After Punjab, Khyber Pakhtunkhwa legislature dissolved as part of ex-PM Imran Khan’s bid to force early general elections.
Islamabad, Pakistan – The provincial assembly in Pakistan’s northwestern Khyber Pakhtunkhwa has been dissolved, the second such move in less than a week as former Prime Minister Imran Khan pushes for early national elections.
The governor of Khyber Pakhtunkhwa, Haji Ghulam Ali, on Wednesday signed a letter dissolving the provincial assembly “with immediate effect”.
He was acting on a request by the provincial chief minister, Mahmood Khan, a senior member of Khan’s Pakistan Tahreek-e-Insaf (PTI) party.
On Saturday, the assembly in Pakistan’s most populous province, Punjab, was dissolved following an order by PTI chief Khan, who since his removal as prime minister last April, has been demanding immediate polls, otherwise scheduled in October this year.
Pakistan’s constitution says new elections must be held within three months of the dissolution of a provincial legislature if the house fails in setting up an interim government.
The South Asian nation historically conducts federal and provincial elections simultaneously, but the constitution allows for separate poll dates as well.
Khan’s PTI hopes the dissolution of two of the country’s four assemblies will force Prime Minister Shehbaz Sharif’s government to announce immediate general elections.
“We will return with two-thirds majority not just in Khyber Pakhtunkhwa but all of Pakistan, and form a government on the basis of our performance,” provincial chief minister Khan said in a video message on Tuesday after he wrote to the governor to dissolve the assembly.
PTI leader Musarrat Jamshed Cheema told Al Jazeera it is imperative that the government thinks beyond its “self-interests” and goes into early elections.
“You will have more than 70 percent of Pakistan contesting the provincial elections after the dissolution of Khyber Pakhtunkhwa and Punjab assemblies.

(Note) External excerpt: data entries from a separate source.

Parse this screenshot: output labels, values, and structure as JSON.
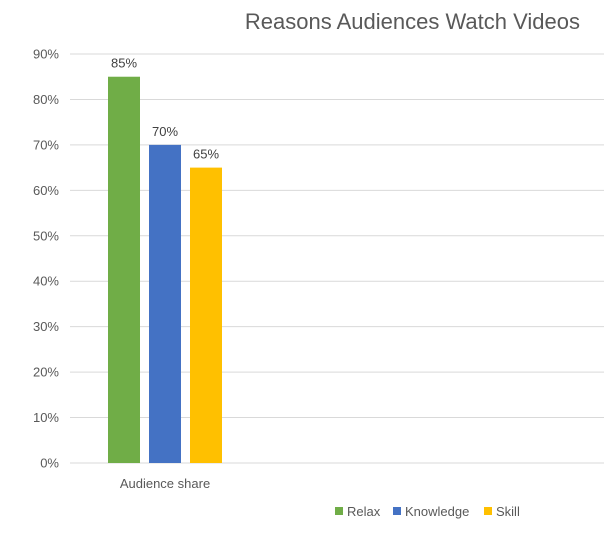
{
  "chart_data": {
    "type": "bar",
    "title": "Reasons Audiences Watch Videos",
    "categories": [
      "Audience share"
    ],
    "series": [
      {
        "name": "Relax",
        "values": [
          85
        ],
        "label": "85%",
        "color": "#70ad47"
      },
      {
        "name": "Knowledge",
        "values": [
          70
        ],
        "label": "70%",
        "color": "#4472c4"
      },
      {
        "name": "Skill",
        "values": [
          65
        ],
        "label": "65%",
        "color": "#ffc000"
      }
    ],
    "ylim": [
      0,
      90
    ],
    "yticks": [
      "0%",
      "10%",
      "20%",
      "30%",
      "40%",
      "50%",
      "60%",
      "70%",
      "80%",
      "90%"
    ],
    "grid": true,
    "legend": "bottom-right"
  }
}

Why are they reluctant to hold general elections? Not only will the delay damage them politically, it is harming Pakistan’s situation as well,” she said.
Saif Ali Khan, lawyer and former adviser to Mahmood Khan, said the PTI decided to dissolve the assemblies to push the country into general elections.
“The ruling alliance is still trying to sabotage our efforts as they do not want to hold early elections. We will fight all their tactics on political and legal forums,” he told Al Jazeera.
Lahore-based political analyst Benazir Shah said Imran Khan, by pushing for immediate polls, is trying to take advantage of his rising popularity among the people.
“If Khan can form governments in both the provinces, and Punjab in particular, he will get a huge advantage in the next general election,” she told Al Jazeera.
Shah said the ruling alliance does not have many options to manoeuvre the political crisis and could be forced to play on Khan’s terms.
“In the next three months, they would have to hurriedly put together an election campaign, mobilise their voters and craft an effective election narrative to counter Khan. None of this will be easy for the ruling coalition’s parties, which have recently taken back-to-back electoral losses and are seen as being hand-in-glove with the military,” she said.
PTI’s lawyer Khan said the ruling alliance does not have the moral credibility to lead the country, which is already facing a dire economic crisis, made worse by last year’s catastrophic floods.
“If you’re driving a bus and see the driver as incompetent, you do not wait for the bus to crash or get into an accident. You try and change the driver at the earliest. This is what we want for Pakistan,” he told Al Jazeera.
“We cannot wait for few more months which could take us to a point of no return. Let the public decide who should have the mandate to make difficult decisions.”